Israel last month began rolling out a booster shot for over-60s, while Germany said on Tuesday it would start offering third doses of the two-shot Pfizer-BioNTech and Moderna vaccines from September.

In Ireland, the Cabinet was told in June that it’s likely large numbers of people will need booster shots of a Covid-19 vaccine later this year and into next year. 

Tedros told a press conference that he understood why countries wanted to protect their citizens from the more transmissible Delta variant of the virus, which was first identified in India.

“But we cannot accept countries that have already used most of the global supply of vaccines using even more of it, while the world’s most vulnerable people remain unprotected,” he said.

We need an urgent reversal, from the majority of vaccines going to high-income countries, to the majority going to low-income countries.

WHO targets G20 action

The WHO wants every country to have vaccinated at least 10% of its population by the end of September, at least 40% by the end of the year, and 70% by the middle of 2022.

At least 4.27 billion doses of Covid-19 vaccines have now been administered globally, according to an AFP count.

In countries categorised as high income by the World Bank, 101 doses per 100 people have been injected.

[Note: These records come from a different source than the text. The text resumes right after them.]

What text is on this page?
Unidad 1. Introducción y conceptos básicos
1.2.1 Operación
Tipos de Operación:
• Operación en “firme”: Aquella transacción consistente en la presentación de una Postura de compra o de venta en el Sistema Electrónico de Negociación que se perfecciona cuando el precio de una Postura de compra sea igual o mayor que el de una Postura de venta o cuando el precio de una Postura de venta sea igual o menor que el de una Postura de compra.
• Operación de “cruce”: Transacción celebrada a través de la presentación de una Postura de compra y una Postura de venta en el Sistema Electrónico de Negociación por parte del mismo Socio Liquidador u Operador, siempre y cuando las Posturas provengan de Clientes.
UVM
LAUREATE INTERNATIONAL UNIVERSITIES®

That figure drops to 1.7 doses per 100 people in the 29 lowest-income countries.

“Accordingly, WHO is calling for a moratorium on boosters until at least the end of September,” said Tedros.

“To make that happen, we need everyone’s cooperation, especially the handful of countries and companies that control the global supply of vaccines.”

Tedros said the G20 group of nations were the biggest producers, consumers and donors of Covid-19 jabs.

“The course of the Covid-19 pandemic depends on the leadership of the G20,” he said.

He urged vaccine producers to prioritise Covax, the global scheme which tries to secure vaccines for nations with less financial clout, which has shipped just 177 million doses so far.

Evidence gap on boosters 

While half the European Union population has been fully vaccinated, in Africa, that figure stands at less than 2%, said the WHO’s Covax frontman Bruce Aylward.

He said the booster moratorium would help to right the “extraordinary and increasing inequity,” adding that the end of September target would be missed on the current trajectory.

Aylward said the world is “simply not going to be able to achieve” getting out of the pandemic if high-coverage countries start using up the available doses for third or even fourth shots.

Kate O’Brien, the WHO’s vaccines chief, said there was no convincing picture yet as to whether booster doses were actually necessary, given the level of protection that the WHO-approved vaccines gave against severe disease, hospitalisation and death.

“We don’t have a full set of evidence around whether this is needed or not,” she said.

A spokeswoman for Germany’s health ministry said Berlin was giving at least 30 million doses to Covax by the end of the year.

“We want to provide a third vaccination as a preventive measure to vulnerable people in Germany and at the same time provide our support for vaccination if possible of all populations in the world,” she said.